Diphenyleneiodonium chloride inhibits MYCN-amplified neuroblastoma by targeting MYCN induced mitochondrial alterations

High-risk neuroblastoma is one of the most lethal childhood cancers. Half of these tumors are driven by MYCN gene amplification (MNA). Despite intensive chemo- and radiotherapy, only 40% of patients survive, and they often suffer from long-term side effects of these genotoxic treatments. Thus, less toxic and more efficacious therapies are needed. Here, we identified diphenyleneiodonium chloride (DPI) as tool compound that preferentially targeted MNA neuroblastoma. Using proteomic and metabolomic assays we investigated the DPI mode of action, finding that DPI could target alterations induced by MNA. These included cell cycle progression, DNA repair pathways, and profound changes in the expression of proteins participating in the mitochondrial electron transport chain.
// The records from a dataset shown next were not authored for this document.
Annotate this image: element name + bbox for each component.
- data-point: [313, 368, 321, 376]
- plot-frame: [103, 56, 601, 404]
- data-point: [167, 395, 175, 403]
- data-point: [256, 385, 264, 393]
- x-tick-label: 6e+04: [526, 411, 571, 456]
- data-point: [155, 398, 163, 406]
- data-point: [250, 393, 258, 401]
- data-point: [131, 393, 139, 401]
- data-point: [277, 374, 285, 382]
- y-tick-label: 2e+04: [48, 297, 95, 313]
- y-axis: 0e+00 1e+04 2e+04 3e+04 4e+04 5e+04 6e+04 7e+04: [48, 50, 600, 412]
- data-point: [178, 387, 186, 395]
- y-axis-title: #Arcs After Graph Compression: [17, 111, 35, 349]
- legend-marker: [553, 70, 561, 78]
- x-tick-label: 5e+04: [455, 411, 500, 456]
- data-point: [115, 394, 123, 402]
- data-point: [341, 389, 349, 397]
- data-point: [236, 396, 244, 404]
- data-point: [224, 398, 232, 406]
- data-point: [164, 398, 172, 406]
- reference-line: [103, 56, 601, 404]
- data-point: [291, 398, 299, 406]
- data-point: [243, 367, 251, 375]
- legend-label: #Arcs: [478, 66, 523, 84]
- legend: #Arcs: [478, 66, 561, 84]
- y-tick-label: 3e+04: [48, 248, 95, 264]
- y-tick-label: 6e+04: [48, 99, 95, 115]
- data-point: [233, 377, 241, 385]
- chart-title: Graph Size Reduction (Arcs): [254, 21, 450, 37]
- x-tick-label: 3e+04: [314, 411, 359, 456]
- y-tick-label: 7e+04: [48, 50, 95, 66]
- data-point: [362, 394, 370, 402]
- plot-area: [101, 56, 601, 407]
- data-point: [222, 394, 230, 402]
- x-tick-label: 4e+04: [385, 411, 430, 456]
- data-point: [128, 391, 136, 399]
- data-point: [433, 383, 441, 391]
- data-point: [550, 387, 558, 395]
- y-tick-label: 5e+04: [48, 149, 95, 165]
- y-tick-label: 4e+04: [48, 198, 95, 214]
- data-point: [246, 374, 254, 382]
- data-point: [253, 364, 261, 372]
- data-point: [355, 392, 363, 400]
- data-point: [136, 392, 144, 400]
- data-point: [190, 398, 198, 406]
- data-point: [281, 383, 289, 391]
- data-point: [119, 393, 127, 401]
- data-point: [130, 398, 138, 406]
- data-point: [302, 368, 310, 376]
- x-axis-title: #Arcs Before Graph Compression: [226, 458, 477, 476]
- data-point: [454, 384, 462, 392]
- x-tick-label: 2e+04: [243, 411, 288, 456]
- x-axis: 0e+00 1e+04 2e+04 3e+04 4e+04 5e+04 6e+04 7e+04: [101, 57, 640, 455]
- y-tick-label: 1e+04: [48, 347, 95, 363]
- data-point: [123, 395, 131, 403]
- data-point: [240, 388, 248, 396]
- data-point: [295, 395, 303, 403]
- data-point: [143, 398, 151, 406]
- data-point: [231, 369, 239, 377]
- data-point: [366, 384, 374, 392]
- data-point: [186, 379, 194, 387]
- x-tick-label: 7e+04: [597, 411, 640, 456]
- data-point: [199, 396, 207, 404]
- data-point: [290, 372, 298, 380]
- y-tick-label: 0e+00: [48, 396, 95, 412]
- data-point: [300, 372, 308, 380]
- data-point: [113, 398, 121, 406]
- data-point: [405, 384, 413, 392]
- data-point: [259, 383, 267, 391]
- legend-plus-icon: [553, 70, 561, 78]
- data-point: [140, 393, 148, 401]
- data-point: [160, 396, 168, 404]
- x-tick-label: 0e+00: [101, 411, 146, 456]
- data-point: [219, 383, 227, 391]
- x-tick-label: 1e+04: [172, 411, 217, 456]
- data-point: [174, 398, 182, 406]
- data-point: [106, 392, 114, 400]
In addition, DPI also downregulated MYCN protein levels preferentially in MNA cells. Metabolic and biological assays suggested that alterations in mitochondrial function and the associated production of reactive oxygen species are critical DPI targets. DPI reduced the proliferation, survival, and malignant transformation of MNA neuroblastoma cells. DPI also shrank tumors and prevented metastatic spread in zebrafish models of neuroblastoma. These findings suggest that processes impacted by DPI could be valuable new targets for the development of non-genotoxic drugs against MNA neuroblastoma.